調香師の彼と眼鏡店の私 悩める仕事と近づくあなた
 十四時を過ぎた頃、松葉杖をついた店長がタクシーでやってきた。

「あれ、亀井さん残ってくれていたの? 悪いことをしたね。わぁ……売上データまとめてくれていたの?」
「はい。後、皆さんのシフトを一覧で並べておきました。……脚、大丈夫ですか?」

 紗奈の心配をよそに店長は元気そうに杖を持ち上げた。

「大丈夫。ほら、こんなことも出来ちゃう。

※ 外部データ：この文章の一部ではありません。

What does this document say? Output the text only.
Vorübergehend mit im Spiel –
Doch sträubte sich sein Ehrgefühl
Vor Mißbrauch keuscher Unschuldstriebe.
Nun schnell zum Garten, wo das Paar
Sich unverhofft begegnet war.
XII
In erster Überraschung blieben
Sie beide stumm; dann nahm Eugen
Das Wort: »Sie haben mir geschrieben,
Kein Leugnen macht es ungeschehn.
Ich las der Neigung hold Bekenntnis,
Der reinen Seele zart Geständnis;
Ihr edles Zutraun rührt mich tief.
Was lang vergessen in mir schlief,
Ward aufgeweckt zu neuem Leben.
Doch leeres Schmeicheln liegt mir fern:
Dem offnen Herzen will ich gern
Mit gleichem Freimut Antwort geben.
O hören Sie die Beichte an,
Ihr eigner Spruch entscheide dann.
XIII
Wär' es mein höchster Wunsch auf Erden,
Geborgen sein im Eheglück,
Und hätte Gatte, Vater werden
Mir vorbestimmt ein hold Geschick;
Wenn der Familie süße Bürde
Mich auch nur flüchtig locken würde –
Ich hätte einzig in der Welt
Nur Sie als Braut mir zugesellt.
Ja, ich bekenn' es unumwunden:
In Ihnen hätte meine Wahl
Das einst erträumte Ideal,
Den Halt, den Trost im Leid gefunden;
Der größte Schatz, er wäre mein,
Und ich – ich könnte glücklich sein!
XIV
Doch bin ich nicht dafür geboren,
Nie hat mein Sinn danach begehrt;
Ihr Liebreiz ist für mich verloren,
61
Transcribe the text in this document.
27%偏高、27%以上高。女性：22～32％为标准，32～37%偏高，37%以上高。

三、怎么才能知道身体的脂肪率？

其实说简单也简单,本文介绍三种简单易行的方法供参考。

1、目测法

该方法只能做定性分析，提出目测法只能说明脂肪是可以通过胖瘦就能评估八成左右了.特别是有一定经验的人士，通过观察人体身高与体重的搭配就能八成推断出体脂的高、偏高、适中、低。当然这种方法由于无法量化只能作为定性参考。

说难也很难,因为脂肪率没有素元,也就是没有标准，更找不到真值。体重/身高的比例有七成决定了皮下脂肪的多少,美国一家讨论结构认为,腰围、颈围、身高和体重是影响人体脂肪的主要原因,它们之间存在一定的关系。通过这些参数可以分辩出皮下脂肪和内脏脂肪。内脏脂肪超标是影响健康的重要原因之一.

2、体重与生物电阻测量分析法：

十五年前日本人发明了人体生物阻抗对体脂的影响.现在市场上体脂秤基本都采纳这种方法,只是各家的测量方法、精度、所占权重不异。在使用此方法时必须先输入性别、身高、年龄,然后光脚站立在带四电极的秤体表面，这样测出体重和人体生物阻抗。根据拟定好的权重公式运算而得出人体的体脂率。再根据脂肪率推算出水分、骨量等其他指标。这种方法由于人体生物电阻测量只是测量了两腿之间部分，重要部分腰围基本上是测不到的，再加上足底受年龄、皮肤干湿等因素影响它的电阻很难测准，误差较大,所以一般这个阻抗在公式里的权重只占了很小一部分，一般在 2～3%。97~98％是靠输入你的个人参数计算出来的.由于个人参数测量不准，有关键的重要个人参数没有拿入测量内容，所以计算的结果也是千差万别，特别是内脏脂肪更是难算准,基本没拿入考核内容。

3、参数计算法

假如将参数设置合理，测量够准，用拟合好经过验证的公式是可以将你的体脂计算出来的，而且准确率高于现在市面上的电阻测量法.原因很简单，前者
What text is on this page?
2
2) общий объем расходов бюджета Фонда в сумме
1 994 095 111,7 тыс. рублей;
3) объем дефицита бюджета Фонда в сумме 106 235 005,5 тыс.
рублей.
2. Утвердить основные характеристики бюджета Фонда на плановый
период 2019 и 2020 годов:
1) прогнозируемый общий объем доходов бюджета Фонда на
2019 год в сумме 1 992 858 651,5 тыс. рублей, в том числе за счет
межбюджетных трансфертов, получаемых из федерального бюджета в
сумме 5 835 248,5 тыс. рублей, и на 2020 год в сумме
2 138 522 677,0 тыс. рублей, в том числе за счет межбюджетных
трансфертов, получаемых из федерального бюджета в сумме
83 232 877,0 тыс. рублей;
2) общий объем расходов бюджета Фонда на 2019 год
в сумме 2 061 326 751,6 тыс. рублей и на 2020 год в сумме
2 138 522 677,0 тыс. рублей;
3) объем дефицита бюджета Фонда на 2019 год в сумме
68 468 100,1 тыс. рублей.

亀井さんには悪いことしたね。もう上がっていいよ。また別の日に半休つけておくね」
「ありがとうございます」

 紗奈は頭を下げつつ、高橋と佐々木の様子をチラリと確認する。
 紗奈の視線に気づいた二人は顔を見合わせてた後、紗奈と店長に近づいてきた。

「先輩、もう大丈夫ですよー。別に高橋さんと二人でも余裕でしたけど。ね、高橋さん。今日はデータ記入任せてくださいよ」
「あぁ頼む。フレームの微調整は俺がやるから。……何してるんだ。帰っていいぞ。店長もバックヤードでのんびり見ててくださいよ」

 二人の変わり様に、店長も紗奈も一瞬開いた口が塞がらなかった。しかし二人が午前中から協力していたのは事実だ。
 紗奈は店長に笑いかけた。

「今日は朝から二人が頼もしかったんですよ。彼らの言う通り、のんびりやってください。私はお先に失礼しますね」

 そう言うと、何かを察した店長はこれ以上ないほどの笑顔を見せた。

「ありがとう。皆、本当に頼もしくなったねぇ」

 店長の嬉しそうな声を聞いて、紗奈も心が温かくなるのを感じた。



 帰り支度をして店を出た紗奈は、スマホを握りしめたまま固まっていた。

「私ったら、行くのか行かないのか微妙なメッセージを送ってる……。しかも連絡するって……」

 先程小笠原に送った「はい」の二文字が重くのしかかる。
 紗奈は何度も深呼吸をした後、思い切って電話をかけた。

「もしもし、亀井です。今日はすみませんでした。あの……今、仕事が終わりまして」
「お疲れ様でした。それに、今日はご対応ありがとうございました。試しに眼鏡をつけて調香してみたのですが、軽くて見やすくて、良い感じですよ」
「わぁ、早速使ってくださったんですね! 良かったです」

 いつもと同じ優しいテノールの声が疲れと気まずさを吹き飛ばしてくれる。しかも眼鏡を使ってくれたのだと言うのだから、嬉しくて飛び上がりそうだった。